You have a right to request access to your personal information when it’s held by an organisation covered by the Privacy Act.

This includes Australian Government agencies, businesses with an annual turnover of more than $3 million, health service providers, and some other organisations.

Personal information is information about you, like your name, address or phone number, photographs or signature

It also includes sensitive information, like your health information, credit report or tax file number, any criminal records, your racial or ethnic origin, and political or religious beliefs.

You only have a right to request access to personal information about you when it’s in a record or publication.

The organisation that holds the information must carry out a reasonable search of their records to find what you’ve asked for.

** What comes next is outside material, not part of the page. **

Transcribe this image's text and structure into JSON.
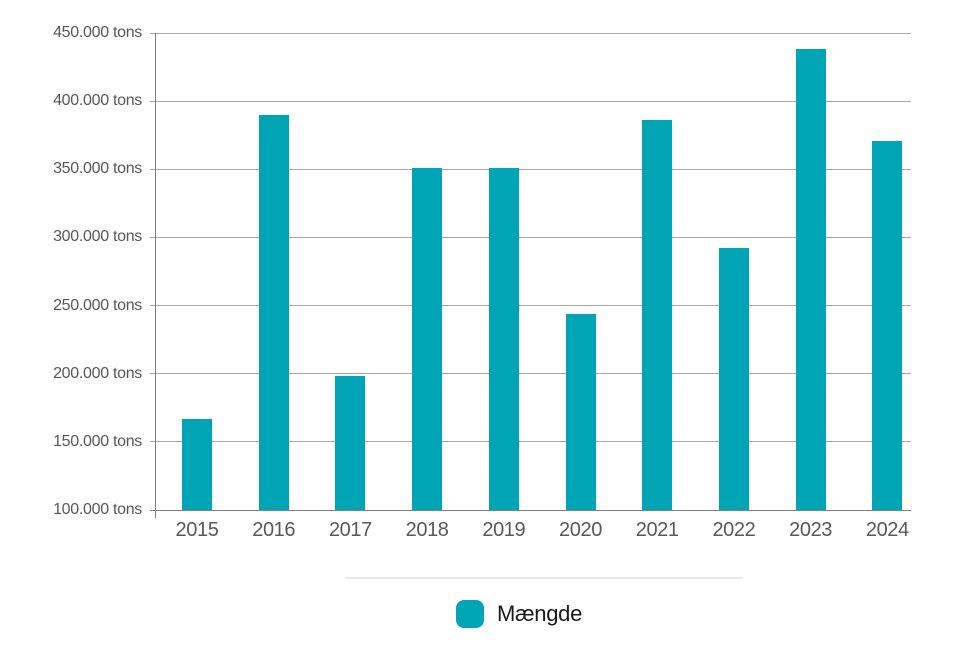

In some cases, they may be able to charge you for the cost of giving you access.

They may also provide you with a summary, instead of a copy of the original record.

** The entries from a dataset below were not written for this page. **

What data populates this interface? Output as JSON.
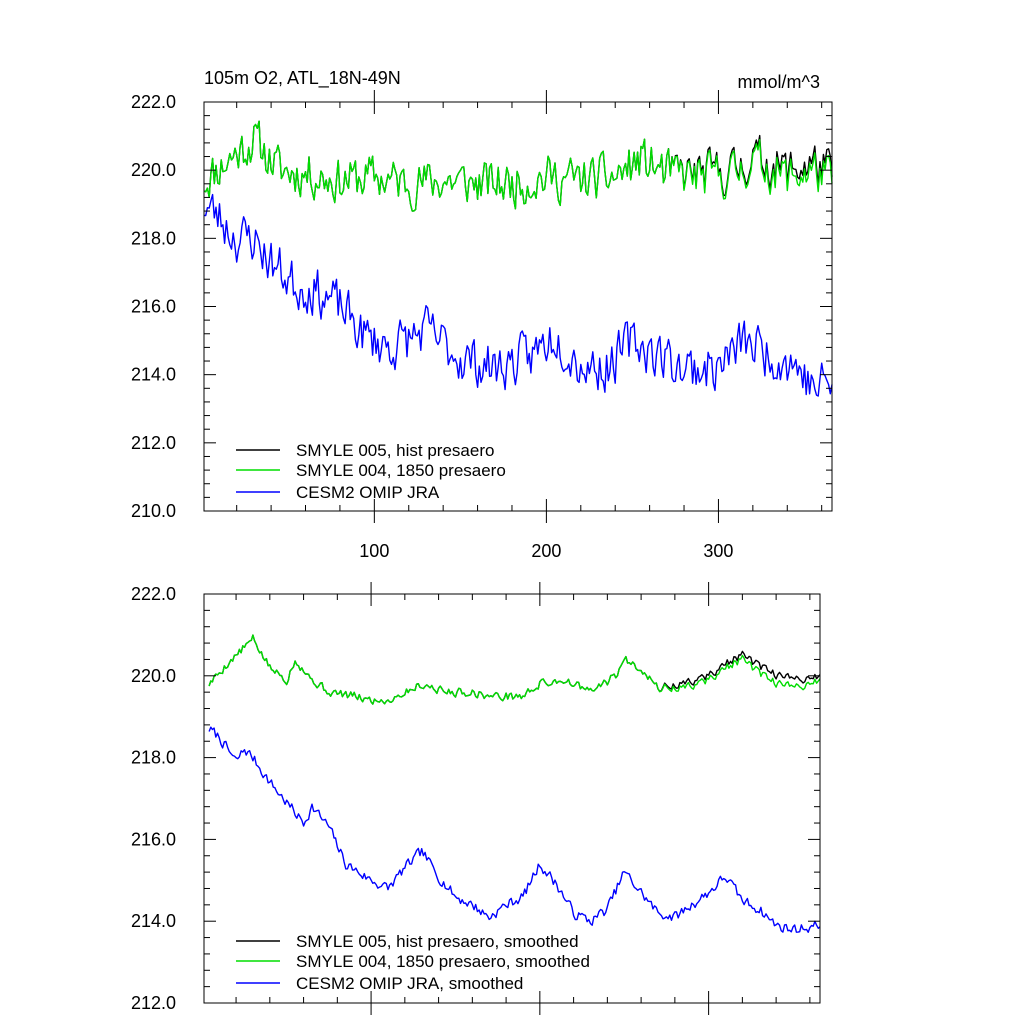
{
  "colors": {
    "smyle005": "#000000",
    "smyle004": "#00dd00",
    "omip": "#0000ff",
    "axis": "#000000"
  },
  "chart_data": [
    {
      "type": "line",
      "title": "105m O2, ATL_18N-49N",
      "units": "mmol/m^3",
      "xlim": [
        1,
        366
      ],
      "ylim": [
        210,
        222
      ],
      "yticks": [
        210,
        212,
        214,
        216,
        218,
        220,
        222
      ],
      "ytick_labels": [
        "210.0",
        "212.0",
        "214.0",
        "216.0",
        "218.0",
        "220.0",
        "222.0"
      ],
      "xticks": [
        100,
        200,
        300
      ],
      "xtick_labels": [
        "100",
        "200",
        "300"
      ],
      "legend_position": "bottom-left",
      "series": [
        {
          "name": "SMYLE 005, hist presaero",
          "color": "#000000",
          "anchors": [
            [
              1,
              219.7
            ],
            [
              15,
              220.3
            ],
            [
              30,
              220.9
            ],
            [
              45,
              220.0
            ],
            [
              60,
              219.9
            ],
            [
              80,
              219.7
            ],
            [
              100,
              219.8
            ],
            [
              120,
              219.6
            ],
            [
              140,
              219.7
            ],
            [
              160,
              219.6
            ],
            [
              180,
              219.6
            ],
            [
              200,
              219.8
            ],
            [
              220,
              219.7
            ],
            [
              240,
              219.8
            ],
            [
              255,
              220.3
            ],
            [
              270,
              219.9
            ],
            [
              290,
              219.9
            ],
            [
              310,
              220.0
            ],
            [
              320,
              220.4
            ],
            [
              340,
              220.0
            ],
            [
              355,
              220.2
            ],
            [
              366,
              219.9
            ]
          ],
          "noise": 0.75,
          "seed": 11
        },
        {
          "name": "SMYLE 004, 1850 presaero",
          "color": "#00dd00",
          "anchors": [
            [
              1,
              219.7
            ],
            [
              15,
              220.3
            ],
            [
              30,
              220.9
            ],
            [
              45,
              220.0
            ],
            [
              60,
              219.9
            ],
            [
              80,
              219.7
            ],
            [
              100,
              219.8
            ],
            [
              120,
              219.6
            ],
            [
              140,
              219.7
            ],
            [
              160,
              219.6
            ],
            [
              180,
              219.6
            ],
            [
              200,
              219.8
            ],
            [
              220,
              219.7
            ],
            [
              240,
              219.8
            ],
            [
              255,
              220.3
            ],
            [
              270,
              219.9
            ],
            [
              290,
              219.8
            ],
            [
              310,
              219.9
            ],
            [
              320,
              220.3
            ],
            [
              340,
              219.8
            ],
            [
              355,
              220.0
            ],
            [
              366,
              219.7
            ]
          ],
          "noise": 0.75,
          "seed": 11
        },
        {
          "name": "CESM2 OMIP JRA",
          "color": "#0000ff",
          "anchors": [
            [
              1,
              219.0
            ],
            [
              10,
              218.6
            ],
            [
              20,
              218.0
            ],
            [
              30,
              218.0
            ],
            [
              40,
              217.3
            ],
            [
              55,
              216.6
            ],
            [
              65,
              216.5
            ],
            [
              80,
              216.0
            ],
            [
              95,
              215.1
            ],
            [
              110,
              214.8
            ],
            [
              130,
              215.3
            ],
            [
              150,
              214.5
            ],
            [
              170,
              214.2
            ],
            [
              190,
              214.5
            ],
            [
              205,
              215.2
            ],
            [
              220,
              214.3
            ],
            [
              235,
              214.2
            ],
            [
              250,
              215.0
            ],
            [
              265,
              214.6
            ],
            [
              280,
              214.2
            ],
            [
              300,
              214.2
            ],
            [
              315,
              215.0
            ],
            [
              330,
              214.6
            ],
            [
              345,
              214.3
            ],
            [
              355,
              213.6
            ],
            [
              366,
              213.8
            ]
          ],
          "noise": 0.8,
          "seed": 23
        }
      ]
    },
    {
      "type": "line",
      "title": "",
      "units": "",
      "xlim": [
        1,
        366
      ],
      "ylim": [
        212,
        222
      ],
      "yticks": [
        212,
        214,
        216,
        218,
        220,
        222
      ],
      "ytick_labels": [
        "212.0",
        "214.0",
        "216.0",
        "218.0",
        "220.0",
        "222.0"
      ],
      "xticks": [
        100,
        200,
        300
      ],
      "xtick_labels": [],
      "legend_position": "bottom-left",
      "series": [
        {
          "name": "SMYLE 005, hist presaero, smoothed",
          "color": "#000000",
          "anchors": [
            [
              4,
              219.8
            ],
            [
              15,
              220.3
            ],
            [
              30,
              220.9
            ],
            [
              40,
              220.2
            ],
            [
              50,
              219.9
            ],
            [
              55,
              220.4
            ],
            [
              65,
              219.9
            ],
            [
              75,
              219.6
            ],
            [
              90,
              219.5
            ],
            [
              100,
              219.4
            ],
            [
              110,
              219.4
            ],
            [
              130,
              219.8
            ],
            [
              145,
              219.6
            ],
            [
              160,
              219.6
            ],
            [
              170,
              219.5
            ],
            [
              190,
              219.5
            ],
            [
              200,
              219.8
            ],
            [
              215,
              219.9
            ],
            [
              230,
              219.6
            ],
            [
              245,
              220.0
            ],
            [
              250,
              220.4
            ],
            [
              260,
              220.2
            ],
            [
              270,
              219.7
            ],
            [
              285,
              219.8
            ],
            [
              300,
              220.0
            ],
            [
              310,
              220.3
            ],
            [
              320,
              220.5
            ],
            [
              335,
              220.1
            ],
            [
              350,
              219.9
            ],
            [
              366,
              220.0
            ]
          ],
          "noise": 0.12,
          "seed": 5
        },
        {
          "name": "SMYLE 004, 1850 presaero, smoothed",
          "color": "#00dd00",
          "anchors": [
            [
              4,
              219.8
            ],
            [
              15,
              220.3
            ],
            [
              30,
              220.9
            ],
            [
              40,
              220.2
            ],
            [
              50,
              219.9
            ],
            [
              55,
              220.4
            ],
            [
              65,
              219.9
            ],
            [
              75,
              219.6
            ],
            [
              90,
              219.5
            ],
            [
              100,
              219.4
            ],
            [
              110,
              219.4
            ],
            [
              130,
              219.8
            ],
            [
              145,
              219.6
            ],
            [
              160,
              219.6
            ],
            [
              170,
              219.5
            ],
            [
              190,
              219.5
            ],
            [
              200,
              219.8
            ],
            [
              215,
              219.9
            ],
            [
              230,
              219.6
            ],
            [
              245,
              220.0
            ],
            [
              250,
              220.4
            ],
            [
              260,
              220.2
            ],
            [
              270,
              219.7
            ],
            [
              285,
              219.7
            ],
            [
              300,
              219.9
            ],
            [
              310,
              220.2
            ],
            [
              320,
              220.4
            ],
            [
              335,
              219.9
            ],
            [
              350,
              219.7
            ],
            [
              366,
              219.9
            ]
          ],
          "noise": 0.12,
          "seed": 5
        },
        {
          "name": "CESM2 OMIP JRA, smoothed",
          "color": "#0000ff",
          "anchors": [
            [
              4,
              218.7
            ],
            [
              10,
              218.5
            ],
            [
              20,
              217.9
            ],
            [
              25,
              218.2
            ],
            [
              30,
              218.0
            ],
            [
              40,
              217.4
            ],
            [
              50,
              216.9
            ],
            [
              60,
              216.4
            ],
            [
              65,
              216.8
            ],
            [
              75,
              216.3
            ],
            [
              85,
              215.4
            ],
            [
              100,
              215.0
            ],
            [
              110,
              214.8
            ],
            [
              120,
              215.3
            ],
            [
              130,
              215.7
            ],
            [
              140,
              215.1
            ],
            [
              150,
              214.6
            ],
            [
              160,
              214.4
            ],
            [
              170,
              214.1
            ],
            [
              180,
              214.4
            ],
            [
              190,
              214.6
            ],
            [
              200,
              215.4
            ],
            [
              210,
              214.9
            ],
            [
              220,
              214.2
            ],
            [
              230,
              214.0
            ],
            [
              240,
              214.3
            ],
            [
              250,
              215.2
            ],
            [
              260,
              214.7
            ],
            [
              270,
              214.2
            ],
            [
              280,
              214.1
            ],
            [
              290,
              214.4
            ],
            [
              300,
              214.7
            ],
            [
              310,
              215.1
            ],
            [
              320,
              214.5
            ],
            [
              330,
              214.3
            ],
            [
              340,
              213.9
            ],
            [
              350,
              213.8
            ],
            [
              366,
              213.9
            ]
          ],
          "noise": 0.15,
          "seed": 7
        }
      ]
    }
  ]
}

They may be allowed to refuse access, including when:

  • It would have an unreasonable impact on other people’s privacy
  • Another law or a court order says it’s not allowed, or
  • they reasonably believe it would pose a serious threat to life, health or safety.

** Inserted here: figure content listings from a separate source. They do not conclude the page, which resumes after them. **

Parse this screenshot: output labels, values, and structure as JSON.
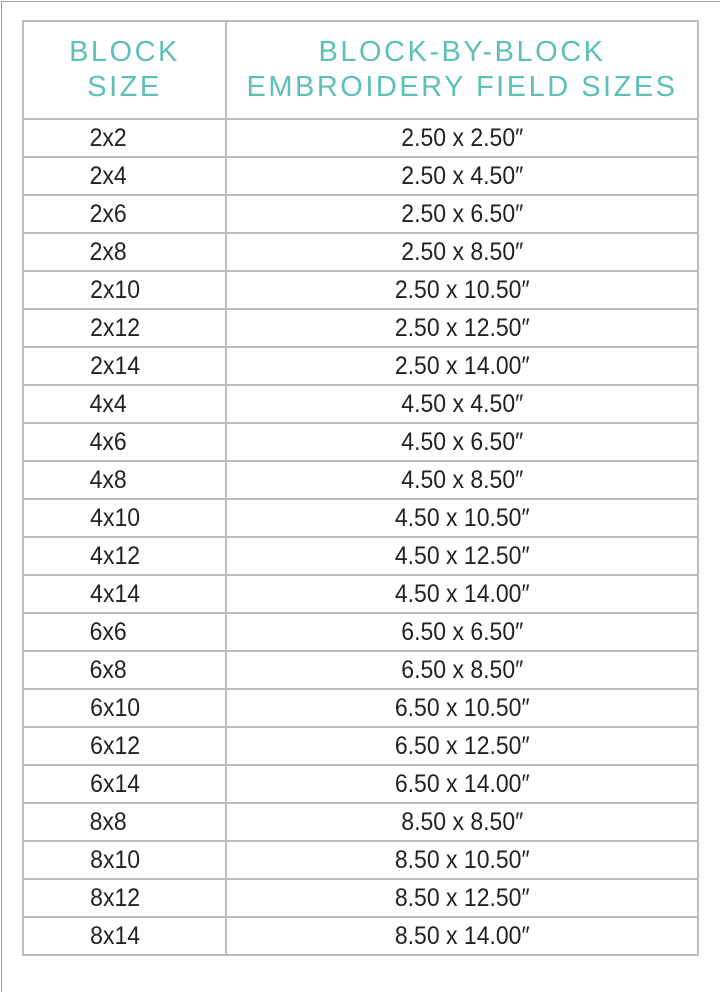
{
  "header": {
    "col1": [
      "BLOCK",
      "SIZE"
    ],
    "col2": [
      "BLOCK-BY-BLOCK",
      "EMBROIDERY FIELD SIZES"
    ]
  },
  "accent_color": "#5cc0b6",
  "rows": [
    {
      "block": "2x2",
      "field": "2.50 x 2.50″"
    },
    {
      "block": "2x4",
      "field": "2.50 x 4.50″"
    },
    {
      "block": "2x6",
      "field": "2.50 x 6.50″"
    },
    {
      "block": "2x8",
      "field": "2.50 x 8.50″"
    },
    {
      "block": "2x10",
      "field": "2.50 x 10.50″"
    },
    {
      "block": "2x12",
      "field": "2.50 x 12.50″"
    },
    {
      "block": "2x14",
      "field": "2.50 x 14.00″"
    },
    {
      "block": "4x4",
      "field": "4.50 x 4.50″"
    },
    {
      "block": "4x6",
      "field": "4.50 x 6.50″"
    },
    {
      "block": "4x8",
      "field": "4.50 x 8.50″"
    },
    {
      "block": "4x10",
      "field": "4.50 x 10.50″"
    },
    {
      "block": "4x12",
      "field": "4.50 x 12.50″"
    },
    {
      "block": "4x14",
      "field": "4.50 x 14.00″"
    },
    {
      "block": "6x6",
      "field": "6.50 x 6.50″"
    },
    {
      "block": "6x8",
      "field": "6.50 x 8.50″"
    },
    {
      "block": "6x10",
      "field": "6.50 x 10.50″"
    },
    {
      "block": "6x12",
      "field": "6.50 x 12.50″"
    },
    {
      "block": "6x14",
      "field": "6.50 x 14.00″"
    },
    {
      "block": "8x8",
      "field": "8.50 x 8.50″"
    },
    {
      "block": "8x10",
      "field": "8.50 x 10.50″"
    },
    {
      "block": "8x12",
      "field": "8.50 x 12.50″"
    },
    {
      "block": "8x14",
      "field": "8.50 x 14.00″"
    }
  ]
}
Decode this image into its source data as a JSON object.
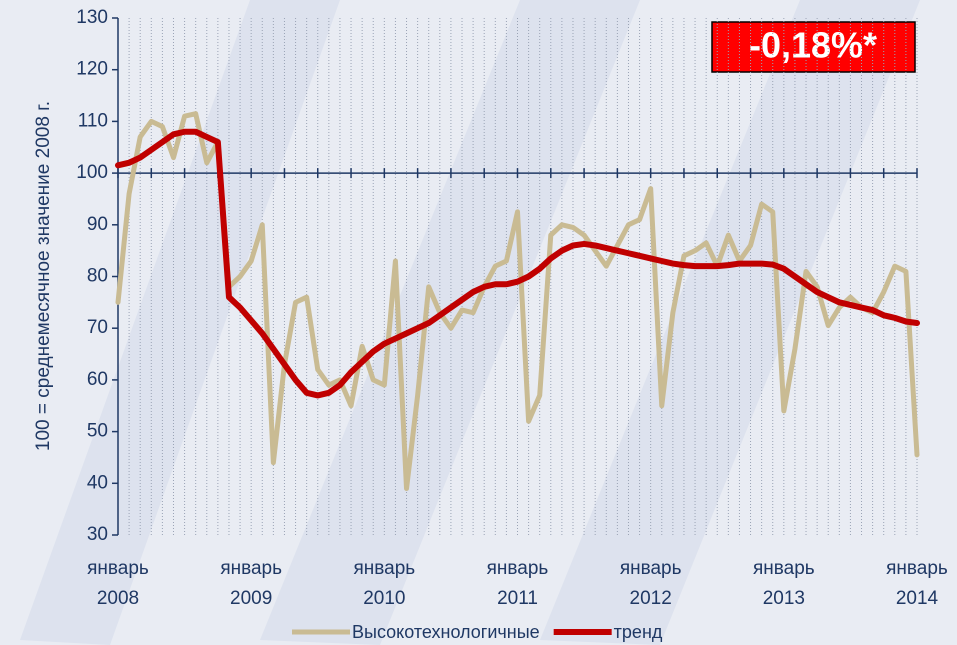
{
  "chart_data": {
    "type": "line",
    "y_label": "100 = среднемесячное значение 2008 г.",
    "annotation": "-0,18%*",
    "categories": [
      "январь 2008",
      null,
      null,
      null,
      null,
      null,
      null,
      null,
      null,
      null,
      null,
      null,
      "январь 2009",
      null,
      null,
      null,
      null,
      null,
      null,
      null,
      null,
      null,
      null,
      null,
      "январь 2010",
      null,
      null,
      null,
      null,
      null,
      null,
      null,
      null,
      null,
      null,
      null,
      "январь 2011",
      null,
      null,
      null,
      null,
      null,
      null,
      null,
      null,
      null,
      null,
      null,
      "январь 2012",
      null,
      null,
      null,
      null,
      null,
      null,
      null,
      null,
      null,
      null,
      null,
      "январь 2013",
      null,
      null,
      null,
      null,
      null,
      null,
      null,
      null,
      null,
      null,
      null,
      "январь 2014"
    ],
    "series": [
      {
        "name": "Высокотехнологичные",
        "color": "#c9bb93",
        "values": [
          75,
          96,
          107,
          110,
          109,
          103,
          111,
          111.5,
          102,
          106,
          78,
          80,
          83,
          90,
          44,
          63,
          75,
          76,
          62,
          59,
          60,
          55,
          66.5,
          60,
          59,
          83,
          39,
          57,
          78,
          73,
          70,
          73.5,
          73,
          78,
          82,
          83,
          92.5,
          52,
          57,
          88,
          90,
          89.5,
          88,
          85,
          82,
          86,
          90,
          91,
          97,
          55,
          73,
          84,
          85,
          86.5,
          82,
          88,
          83,
          86,
          94,
          92.5,
          54,
          66,
          81,
          78,
          70.5,
          74,
          76,
          74,
          73,
          77,
          82,
          81,
          45.5
        ]
      },
      {
        "name": "тренд",
        "color": "#c00000",
        "values": [
          101.5,
          102,
          103,
          104.5,
          106,
          107.5,
          108,
          108,
          107,
          106,
          76,
          74,
          71.5,
          69,
          66,
          63,
          60,
          57.5,
          57,
          57.5,
          59,
          61.5,
          63.5,
          65.5,
          67,
          68,
          69,
          70,
          71,
          72.5,
          74,
          75.5,
          77,
          78,
          78.5,
          78.5,
          79,
          80,
          81.5,
          83.5,
          85,
          86,
          86.3,
          86,
          85.5,
          85,
          84.5,
          84,
          83.5,
          83,
          82.5,
          82.2,
          82,
          82,
          82,
          82.2,
          82.5,
          82.5,
          82.5,
          82.3,
          81.5,
          80,
          78.5,
          77,
          76,
          75,
          74.5,
          74,
          73.5,
          72.5,
          72,
          71.3,
          71
        ]
      }
    ],
    "ylim": [
      30,
      130
    ],
    "yticks": [
      30,
      40,
      50,
      60,
      70,
      80,
      90,
      100,
      110,
      120,
      130
    ],
    "x_axis_crosses": 100,
    "grid": true,
    "legend": "bottom"
  }
}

The organisation must give you clear reasons for refusing access, in writing.

If you believe your request has been mishandled, or it hasn’t been dealt with in a reasonable timeframe – generally 30 days – you should complain to the organisation first.

If you’re unhappy with their response, you can complain to us at the OAIC.

We’ll work with both parties to try to resolve the issue. That may mean:

  • Asking the organisation to respond to you, or to check their records and make sure they’ve carried out reasonable searches, and
  • Encouraging them to give you access

We may then be satisfied that they have acted reasonably; or, we may attempt to conciliate your complaint.

The Commissioner can also make a determination about access to your personal information. An organisation may be required to apologise, provide you with access to your personal information or pay compensation if you’ve been caused damage.